We made this for lunch with a bit of leftover short grain brown rice, but really any grain will do (quinoa, wheat berries, etc.). For a more substantial meal, you may want to consider adding some protein (tofu, any kind of white bean, or chicken) or a sprinkle of toasted nuts.

One important note — do be sure to wash your kale carefully. Though kale is not one of the dirty dozen, it is a “special mention” on the list of vegetables that are commonly contaminated with toxic insecticides. Also, it drives us crazy when people tell recommend discarding the ribs of kale! Yes, they are tougher than the leaves are, but full of fiber and should not pose a problem to young healthy teeth. If you’re an 80-year old with dentures, you may want to be a bit more careful, but otherwise, keep the ribs.

Coconut Kale and Caramelized Leek Salad

1/2 bunch of kale, finely chopped
1 leek
1/4 c coconut flakes, unsweetened
1 c cooked brown rice
a few sprigs of fresh herbs (we used basil)
sesame oil to taste

Preheat the oven to 350 degrees.
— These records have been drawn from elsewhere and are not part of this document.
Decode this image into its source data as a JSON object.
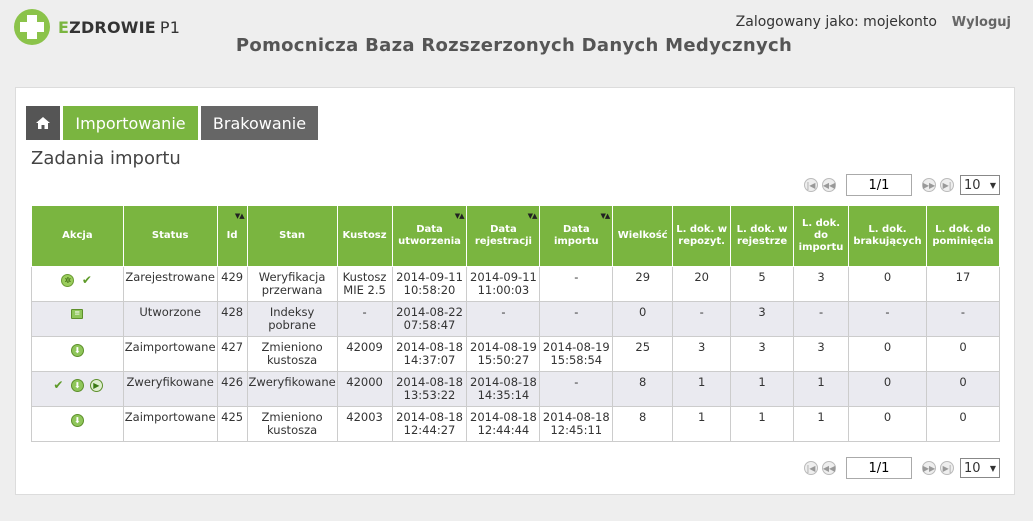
{
  "header": {
    "logo_accent": "E",
    "logo_main": "ZDROWIE",
    "logo_suffix": "P1",
    "user_label": "Zalogowany jako: mojekonto",
    "logout_label": "Wyloguj",
    "app_title": "Pomocnicza Baza Rozszerzonych Danych Medycznych"
  },
  "tabs": [
    {
      "label": "",
      "icon": "home-icon"
    },
    {
      "label": "Importowanie"
    },
    {
      "label": "Brakowanie"
    }
  ],
  "section_title": "Zadania importu",
  "pager": {
    "page": "1/1",
    "page_size": "10",
    "icons": [
      "first-page-icon",
      "prev-page-icon",
      "next-page-icon",
      "last-page-icon"
    ]
  },
  "columns": [
    {
      "label": "Akcja",
      "sort": ""
    },
    {
      "label": "Status",
      "sort": ""
    },
    {
      "label": "Id",
      "sort": "▼▲"
    },
    {
      "label": "Stan",
      "sort": ""
    },
    {
      "label": "Kustosz",
      "sort": ""
    },
    {
      "label": "Data utworzenia",
      "sort": "▼▲"
    },
    {
      "label": "Data rejestracji",
      "sort": "▼▲"
    },
    {
      "label": "Data importu",
      "sort": "▼▲"
    },
    {
      "label": "Wielkość",
      "sort": ""
    },
    {
      "label": "L. dok. w repozyt.",
      "sort": ""
    },
    {
      "label": "L. dok. w rejestrze",
      "sort": ""
    },
    {
      "label": "L. dok. do importu",
      "sort": ""
    },
    {
      "label": "L. dok. brakujących",
      "sort": ""
    },
    {
      "label": "L. dok. do pominięcia",
      "sort": ""
    }
  ],
  "rows": [
    {
      "actions": [
        "gear-icon",
        "check-icon"
      ],
      "cells": [
        "Zarejestrowane",
        "429",
        "Weryfikacja przerwana",
        "Kustosz MIE 2.5",
        "2014-09-11 10:58:20",
        "2014-09-11 11:00:03",
        "-",
        "29",
        "20",
        "5",
        "3",
        "0",
        "17"
      ]
    },
    {
      "actions": [
        "document-icon"
      ],
      "cells": [
        "Utworzone",
        "428",
        "Indeksy pobrane",
        "-",
        "2014-08-22 07:58:47",
        "-",
        "-",
        "0",
        "-",
        "3",
        "-",
        "-",
        "-"
      ]
    },
    {
      "actions": [
        "download-icon"
      ],
      "cells": [
        "Zaimportowane",
        "427",
        "Zmieniono kustosza",
        "42009",
        "2014-08-18 14:37:07",
        "2014-08-19 15:50:27",
        "2014-08-19 15:58:54",
        "25",
        "3",
        "3",
        "3",
        "0",
        "0"
      ]
    },
    {
      "actions": [
        "check-icon",
        "download-icon",
        "play-icon"
      ],
      "cells": [
        "Zweryfikowane",
        "426",
        "Zweryfikowane",
        "42000",
        "2014-08-18 13:53:22",
        "2014-08-18 14:35:14",
        "-",
        "8",
        "1",
        "1",
        "1",
        "0",
        "0"
      ]
    },
    {
      "actions": [
        "download-icon"
      ],
      "cells": [
        "Zaimportowane",
        "425",
        "Zmieniono kustosza",
        "42003",
        "2014-08-18 12:44:27",
        "2014-08-18 12:44:44",
        "2014-08-18 12:45:11",
        "8",
        "1",
        "1",
        "1",
        "0",
        "0"
      ]
    }
  ]
}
Spread the kale and coconut flakes evenly on two cookie sheets, drizzle with olive oil, sprinkle with salt, and bake for 10-15 minutes. Do check on these and toss a few times during baking, as they are prone to burning.

On low heat, saute chopped leeks until soft and caramelized (brown). Alternatively, you can slice these lengthwise into halves and grill, then chop after grilling, as we did.

Once the kale and coconut are finished, combine all ingredients in a large bowl, drizzle with a bit of sesame oil or good olive oil, add some chopped herbs (basil, in our case), and a grinding or two of black pepper.